Ostatnio coraz głośniej o produktach z tzw. hemp-derived THC w USA. Duże firmy konopne wypuszczają napoje, żelki czy inne przekąski z THC pochodzącym z konopi, które formalnie mieszczą się w definicji „hemp”, bo zawierają THC poniżej ustawowego limitu. Dzięki temu omijają restrykcje obowiązujące klasyczną marihuanę.
Dla producentów to ogromna szansa – mogą sprzedawać produkty z THC dużo szerzej, często poza specjalistycznymi dispensariami. Dla konsumentów to z kolei „łagodniejsza” i łatwiej dostępna alternatywa dla marihuany, często sprzedawana jako coś z pogranicza wellness i lifestyle.
Z drugiej strony temat zaczyna mocno interesować regulatorów. Przepisy są niejednoznaczne, standardy jakości różne w zależności od stanu, a nie każdy kupujący do końca zdaje sobie sprawę, że to nadal THC. Już teraz niektóre stany próbują to ograniczać, więc możliwe, że w najbliższych latach czekają nas kolejne zmiany w prawie.
Jak myślicie – hemp-derived THC to przyszłość rynku konopnego w USA, czy tylko chwilowe „okno”, które prawo wkrótce zamknie?
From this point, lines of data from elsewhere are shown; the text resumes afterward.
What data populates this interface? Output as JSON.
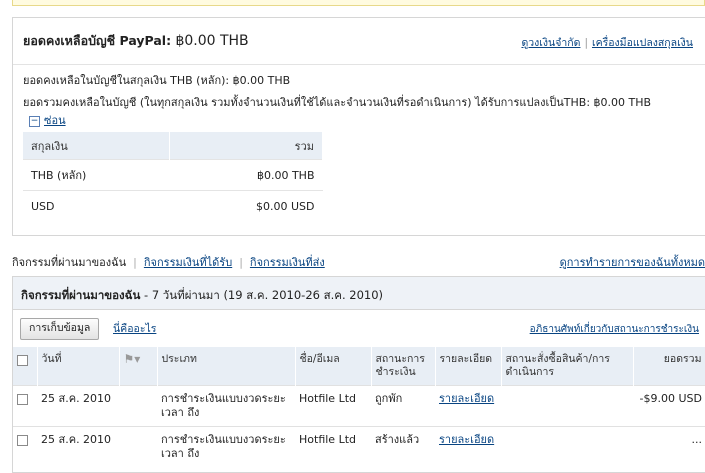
{
  "balance": {
    "title": "ยอดคงเหลือบัญชี PayPal:",
    "amount": "฿0.00 THB",
    "links": [
      "ดูวงเงินจำกัด",
      "เครื่องมือแปลงสกุลเงิน"
    ],
    "line1": "ยอดคงเหลือในบัญชีในสกุลเงิน THB (หลัก): ฿0.00 THB",
    "line2": "ยอดรวมคงเหลือในบัญชี (ในทุกสกุลเงิน รวมทั้งจำนวนเงินที่ใช้ได้และจำนวนเงินที่รอดำเนินการ) ได้รับการแปลงเป็นTHB: ฿0.00 THB",
    "hide_label": "ซ่อน",
    "hide_symbol": "−",
    "table": {
      "headers": [
        "สกุลเงิน",
        "รวม"
      ],
      "rows": [
        {
          "currency": "THB (หลัก)",
          "total": "฿0.00 THB"
        },
        {
          "currency": "USD",
          "total": "$0.00 USD"
        }
      ]
    }
  },
  "tabs": {
    "current": "กิจกรรมที่ผ่านมาของฉัน",
    "received": "กิจกรรมเงินที่ได้รับ",
    "sent": "กิจกรรมเงินที่ส่ง",
    "view_all": "ดูการทำรายการของฉันทั้งหมด"
  },
  "activity": {
    "title": "กิจกรรมที่ผ่านมาของฉัน",
    "subtitle": " - 7 วันที่ผ่านมา (19 ส.ค. 2010-26 ส.ค. 2010)",
    "save_button": "การเก็บข้อมูล",
    "what_is": "นี่คืออะไร",
    "glossary": "อภิธานศัพท์เกี่ยวกับสถานะการชำระเงิน",
    "headers": {
      "date": "วันที่",
      "type": "ประเภท",
      "name": "ชื่อ/อีเมล",
      "payment_status": "สถานะการชำระเงิน",
      "details": "รายละเอียด",
      "order_status": "สถานะสั่งซื้อสินค้า/การดำเนินการ",
      "gross": "ยอดรวม"
    },
    "rows": [
      {
        "date": "25 ส.ค. 2010",
        "type": "การชำระเงินแบบงวดระยะเวลา ถึง",
        "name": "Hotfile Ltd",
        "status": "ถูกพัก",
        "details": "รายละเอียด",
        "order_status": "",
        "gross": "-$9.00 USD"
      },
      {
        "date": "25 ส.ค. 2010",
        "type": "การชำระเงินแบบงวดระยะเวลา ถึง",
        "name": "Hotfile Ltd",
        "status": "สร้างแล้ว",
        "details": "รายละเอียด",
        "order_status": "",
        "gross": "..."
      }
    ]
  },
  "icons": {
    "flag": "flag-icon",
    "checkbox": "checkbox",
    "collapse": "minus-box-icon"
  }
}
Hemp-derived THC w USA – sprytne obejście prawa czy nowy standard rynku?
Re: Hemp-derived THC w USA – sprytne obejście prawa czy nowy standard rynku?
USA jak zawsze kreatywne. Marihuana nielegalna, ale THC w napoju już spoko, byle z konopi. Prawo robi salto, a rynek mówi: „trzymam piwo… znaczy napój THC”.